Work on pipes at Olkaria, Kenya (source: flickr/ lydurs, creative commons)
Alexander Richter 30 May 2016

IRENA estimates around 154,000 jobs in the global geothermal sector today. We consider an additional 50,000 to be added in the context of geothermal development in Southeast Asia and Eastern Africa.

In its annual review for 2015, the International Renewable Energy Agency reports on job figures for the global renewable energy sector in 2014.

In 2014, renewable energy jobs reached an estimated 7.7 million, excluding large hydropower.

This is an increase of 18% from the estimate reported for 2014 and there is a continued regional shift towards Asia, especially in manufacturing.

Looking at geothermal specifically, IRENA provides some conflicting data. On the one hand they estimate 160,000 jobs in geothermal, they talk about 104,600 jobs in the geothermal power and heat sector. We assume that this is related to the geothermal heat pump sector.  According to IRENA, about 7,300 jobs were added compared to the previous reporting period.

IRENA_employment_renewables

We consider the data to be a bit unclear and likely not taking into consideration geothermal jobs in Southeast Asia and Africa.

If we consider the United States to employ around 35,000 employees, Germany around 17,000, France 33,000 and the rest of the EU around 54,000 in the geothermal sector, then nations like Indonesia, the Philippines, Kenya and Turkey must add significantly to those numbers.

Just taking into consideration that the U.S. represent today around 25% of installed capacity with limited ongoing development, but most of the development happening in Turkey, Indonesia, Kenya and so on, than we estimate the employment in those countries to add significantly to the numbers presented by IRENA.

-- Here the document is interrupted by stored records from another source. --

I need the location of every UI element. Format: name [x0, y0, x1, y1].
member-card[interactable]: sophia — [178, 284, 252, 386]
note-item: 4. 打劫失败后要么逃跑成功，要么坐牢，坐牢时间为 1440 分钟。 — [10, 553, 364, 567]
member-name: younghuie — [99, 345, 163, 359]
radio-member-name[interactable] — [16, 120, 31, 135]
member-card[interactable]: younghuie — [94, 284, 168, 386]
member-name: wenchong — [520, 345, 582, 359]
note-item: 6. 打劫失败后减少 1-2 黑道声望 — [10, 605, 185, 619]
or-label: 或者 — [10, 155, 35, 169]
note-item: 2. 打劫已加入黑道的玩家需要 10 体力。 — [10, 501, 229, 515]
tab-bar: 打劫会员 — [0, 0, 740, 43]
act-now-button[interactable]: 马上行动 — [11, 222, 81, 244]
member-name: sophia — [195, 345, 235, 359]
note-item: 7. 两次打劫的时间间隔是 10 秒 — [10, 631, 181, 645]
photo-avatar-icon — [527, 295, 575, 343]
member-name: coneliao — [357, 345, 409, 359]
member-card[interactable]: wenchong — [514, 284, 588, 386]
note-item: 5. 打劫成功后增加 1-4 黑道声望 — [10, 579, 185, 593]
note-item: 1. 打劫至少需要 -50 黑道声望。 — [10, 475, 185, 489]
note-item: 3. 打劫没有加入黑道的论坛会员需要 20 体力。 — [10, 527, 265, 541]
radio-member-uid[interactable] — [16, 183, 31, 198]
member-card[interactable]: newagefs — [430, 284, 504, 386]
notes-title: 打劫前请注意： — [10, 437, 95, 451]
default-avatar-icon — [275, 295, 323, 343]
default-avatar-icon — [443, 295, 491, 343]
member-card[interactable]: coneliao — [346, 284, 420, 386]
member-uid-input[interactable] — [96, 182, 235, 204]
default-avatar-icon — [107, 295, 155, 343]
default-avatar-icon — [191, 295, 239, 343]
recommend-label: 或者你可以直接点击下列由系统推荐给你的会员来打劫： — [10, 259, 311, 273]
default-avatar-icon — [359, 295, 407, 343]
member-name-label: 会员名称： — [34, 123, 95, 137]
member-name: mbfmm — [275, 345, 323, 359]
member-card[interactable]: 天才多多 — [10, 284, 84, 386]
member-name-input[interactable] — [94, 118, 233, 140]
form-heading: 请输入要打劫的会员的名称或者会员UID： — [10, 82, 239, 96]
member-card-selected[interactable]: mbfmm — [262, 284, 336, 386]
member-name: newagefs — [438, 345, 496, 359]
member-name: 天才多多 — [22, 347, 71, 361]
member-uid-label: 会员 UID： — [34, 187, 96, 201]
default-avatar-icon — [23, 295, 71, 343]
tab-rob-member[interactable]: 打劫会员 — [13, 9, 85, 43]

In a report on Indonesian capacity building needs, it is reported that around 1.7 full-time jobs for technical personnel for each additional installed MW of capacity in the United States. So considering around 20,000 MW in development in the world today, we look at around 34,000 additional jobs. … so estimating around 10-15,000 MW planned in Indonesia, Kenya, Turkey and the Philippines alone, and a likely higher numbers of jobs per MW in development , we estimate an additional 50,000 jobs to be accounted for in the context of the IRENA figures.